Мы ходили с ним по судну, Альфред Лукич показывал мне каюты, и всюду его останавливали пассажиры. Он молчал, слушал, а потом что-то им отвечал, оставляя каждого неизменно смеющимся.
— Это вас так филфак выучил? — спросил я.
— Что такое филфак? После филфака я уже целую жизнь прожил… — Он держался в это время за трубку телефона в очередной каюте. Из каждой новой каюты он раздавал указания. Все они касались мелких коридорных услуг: в такой-то номер кофе на троих, в таком-то забрать костюм в чистку, в такой-то каюте пожилая дама хочет поднять на полку свой чемодан — декстюард, бегом! Эти нужды он узнавал сейчас, идя со мной коридорами. Меня поразила, признаться, скорость его реакции. Мы в береговой жизни привыкли к иному ритму.
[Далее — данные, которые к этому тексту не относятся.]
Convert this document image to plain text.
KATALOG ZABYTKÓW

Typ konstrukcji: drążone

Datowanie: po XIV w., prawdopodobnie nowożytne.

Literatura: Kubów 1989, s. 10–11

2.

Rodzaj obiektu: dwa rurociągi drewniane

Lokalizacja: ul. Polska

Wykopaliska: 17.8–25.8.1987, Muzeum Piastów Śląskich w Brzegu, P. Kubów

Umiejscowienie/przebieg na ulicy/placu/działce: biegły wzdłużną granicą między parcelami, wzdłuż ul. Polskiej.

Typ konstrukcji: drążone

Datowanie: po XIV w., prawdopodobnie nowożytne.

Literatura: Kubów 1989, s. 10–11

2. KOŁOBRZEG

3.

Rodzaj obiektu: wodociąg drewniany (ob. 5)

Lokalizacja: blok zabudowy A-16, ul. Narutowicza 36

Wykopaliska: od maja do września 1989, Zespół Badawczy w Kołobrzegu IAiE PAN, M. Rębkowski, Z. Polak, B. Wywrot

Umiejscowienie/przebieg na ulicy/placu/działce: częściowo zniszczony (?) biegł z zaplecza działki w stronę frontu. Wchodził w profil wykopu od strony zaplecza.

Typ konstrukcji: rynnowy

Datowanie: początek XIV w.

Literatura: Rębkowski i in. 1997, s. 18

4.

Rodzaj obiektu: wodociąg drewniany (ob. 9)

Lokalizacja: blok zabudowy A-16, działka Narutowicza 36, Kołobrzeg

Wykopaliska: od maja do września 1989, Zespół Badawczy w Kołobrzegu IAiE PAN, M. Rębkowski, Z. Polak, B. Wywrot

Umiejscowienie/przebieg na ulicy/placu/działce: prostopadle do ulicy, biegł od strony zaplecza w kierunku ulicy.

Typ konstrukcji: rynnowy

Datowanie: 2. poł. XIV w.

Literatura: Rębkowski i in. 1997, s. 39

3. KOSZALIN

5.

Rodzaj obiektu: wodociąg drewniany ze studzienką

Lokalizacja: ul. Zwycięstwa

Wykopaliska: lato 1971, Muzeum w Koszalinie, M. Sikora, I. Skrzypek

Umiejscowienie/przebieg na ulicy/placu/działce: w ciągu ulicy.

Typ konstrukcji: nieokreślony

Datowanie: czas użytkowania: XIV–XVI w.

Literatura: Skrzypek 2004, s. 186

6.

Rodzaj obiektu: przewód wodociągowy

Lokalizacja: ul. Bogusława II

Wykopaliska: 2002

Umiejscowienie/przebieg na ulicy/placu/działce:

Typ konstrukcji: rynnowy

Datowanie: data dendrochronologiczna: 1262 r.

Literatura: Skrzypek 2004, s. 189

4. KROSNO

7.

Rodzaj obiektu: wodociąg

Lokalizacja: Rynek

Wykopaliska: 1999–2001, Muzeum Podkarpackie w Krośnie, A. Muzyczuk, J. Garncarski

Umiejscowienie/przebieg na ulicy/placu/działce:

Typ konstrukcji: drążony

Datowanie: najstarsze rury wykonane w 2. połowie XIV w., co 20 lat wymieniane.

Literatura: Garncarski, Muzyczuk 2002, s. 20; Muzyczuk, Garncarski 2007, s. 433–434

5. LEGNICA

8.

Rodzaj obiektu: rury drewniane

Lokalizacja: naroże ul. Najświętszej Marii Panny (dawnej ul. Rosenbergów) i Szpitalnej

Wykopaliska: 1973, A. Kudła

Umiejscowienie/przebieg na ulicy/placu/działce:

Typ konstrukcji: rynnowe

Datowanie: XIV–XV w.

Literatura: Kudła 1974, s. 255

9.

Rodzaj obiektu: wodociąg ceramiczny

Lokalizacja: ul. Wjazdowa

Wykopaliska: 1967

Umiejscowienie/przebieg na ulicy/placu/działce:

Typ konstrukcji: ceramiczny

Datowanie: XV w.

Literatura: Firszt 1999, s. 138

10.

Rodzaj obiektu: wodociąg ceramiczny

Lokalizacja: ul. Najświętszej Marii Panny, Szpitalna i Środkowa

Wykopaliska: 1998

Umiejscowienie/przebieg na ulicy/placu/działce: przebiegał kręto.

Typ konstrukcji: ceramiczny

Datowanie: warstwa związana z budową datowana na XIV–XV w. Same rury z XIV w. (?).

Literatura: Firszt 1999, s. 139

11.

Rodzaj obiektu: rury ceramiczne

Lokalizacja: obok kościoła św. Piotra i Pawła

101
— Стоит ли так торопиться? — спросил я. — Ведь наверняка же коридорная, которой вы звоните…
Он все ловил раньше, чем собеседник договорит.
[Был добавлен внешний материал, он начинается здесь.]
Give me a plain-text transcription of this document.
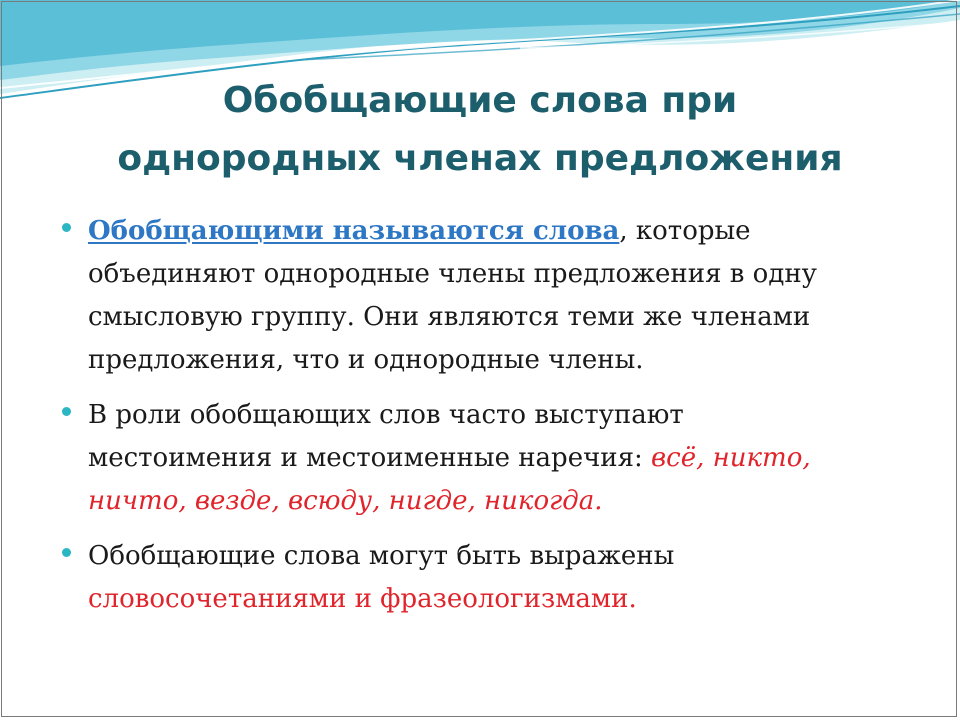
Обобщающие слова при
однородных членах предложения
Обобщающими называются слова, которые объединяют однородные члены предложения в одну смысловую группу. Они являются теми же членами предложения, что и однородные члены.
В роли обобщающих слов часто выступают местоимения и местоименные наречия: всё, никто, ничто, везде, всюду, нигде, никогда.
Обобщающие слова могут быть выражены словосочетаниями и фразеологизмами.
— Ошибаетесь. Здесь не суша. Вы, вероятно, и не знаете, как много людей желало бы у нас плавать. Мы имеем редкую возможность оставлять на судне только лучших работников. Самых лучших.
— И вы полагаете, что коридорная в ту же минуту…
— Без сомнения, — сказал он. — Только они у нас называются классными. А что касается быстроты — сразу, не сразу… На этих судах невыгодно плохо работать. Здесь, как это ни странно, выгодно работать хорошо.
Каюта, которую подобрал мне Альфред Лукич, была двухместной, второго класса.
— Едва ли вы здесь долго задержитесь, — загадочно проронил он.
— Почему же? Эта каюта мне нравится…
— Она может понравиться еще кому-нибудь, — выходя и едко улыбаясь, сказал мой провожатый, — кто в состоянии заплатить за нее долларами. Или марками. При всем нашем к вам уважении.
В каюте было чисто, удобно, замечательно. Стол, тишина. О чем еще мечтать?
В дверь снова просунулась голова Альфреда Лукича.
— Впрочем, особенно-то не тревожьтесь, что мы вас отсюда переселим, — глядя на меня глазами, цвет которых не мог быть никаким иным, кроме зеленого, сказал он. — У нас здесь турист недавно умер, мы в этих случаях билетов в такую каюту какое-то время не продаем.
Он веселил меня уже минут сорок, и мне не хотелось оставаться у него в долгу.
— Альфред Лукич, — сказал я, — а вы не скажете мне, куда плывет судно?
Он опять вошел в каюту. Его зеленые глаза как бы проснулись от чего-то будничного, оказалось, что и ходил со мной и похохатывал он немного во сне. Но тут он проснулся. Поверил. Посмотрел на меня с новым выражением.
— А вот это, знаете ли, действительно могут позволить себе немногие, — сказал он. — Даже как-то не хочется разрушать… Но так уж и быть.
Через десять минут я держал в руках расписание нашего рейса. Мы должны были обогнуть Данию и зайти за пассажирами в Бремерхафен. Потом были Плимут на юге Англии, Виго в Испании, Канарские острова… Я почувствовал, что меня начинает бить дрожь. Азорские острова, Гибралтар, Лиссабон… Одного дыхания для того, чтобы прочесть такое расписание, не хватало. На обратном пути мы должны были развезти туристов по домам — в Лондон, Роттердам, Бремерхафен.
— А если вам эта волынка не надоест, — сказал у меня над ухом Альфред Лукич, — то потом у нас линейный пассажирский рейс на Канаду. Но не советую.
— Что вы имеете в виду?
— Ничего особенного. Просто октябрь, северная Атлантика, в общем, это уже не подарок…
— Штормит, что ли?
— Конечно. Это же самый поганый район Мирового океана.
Он был просто создан для того, чтобы любую тему пустить на понижение. Но я ему этого не дал. Когда за ним закрылась дверь, я лег на диван и стал повторять вслух названия: Гибралтар, Канарские острова, Азоры… Я ничего не мог поделать — рот мой глупейше расплывался.
Тот черноволосый, свежий моряк, взгляд которого я все время ловил на собрании, был тут, конечно, старпомом. Звали его Евгением Ивановичем.
— Здрасте, здрасте, — сказал он, найдя меня перед ужином. — Что же это такое выходит?
Крепкий он был, этакий альпинист-футболист. К такому в темном переулке не пристанут. И улыбку, видно, держал как флаг — от восхода до заката.
— Мы тут, значит, ничего не подозревая, работаем, — продолжал старпом, — из моря не вылезаем, а нам в это время, оказывается, уже замену нашли.
Мне бы тут сообразить, что шутки на эти темы ни к чему. Но я для чего-то взял его тон.
— Начальству видней, — сказал я и тоже для чего-то улыбнулся. Мне казалось, что шучу я удачно.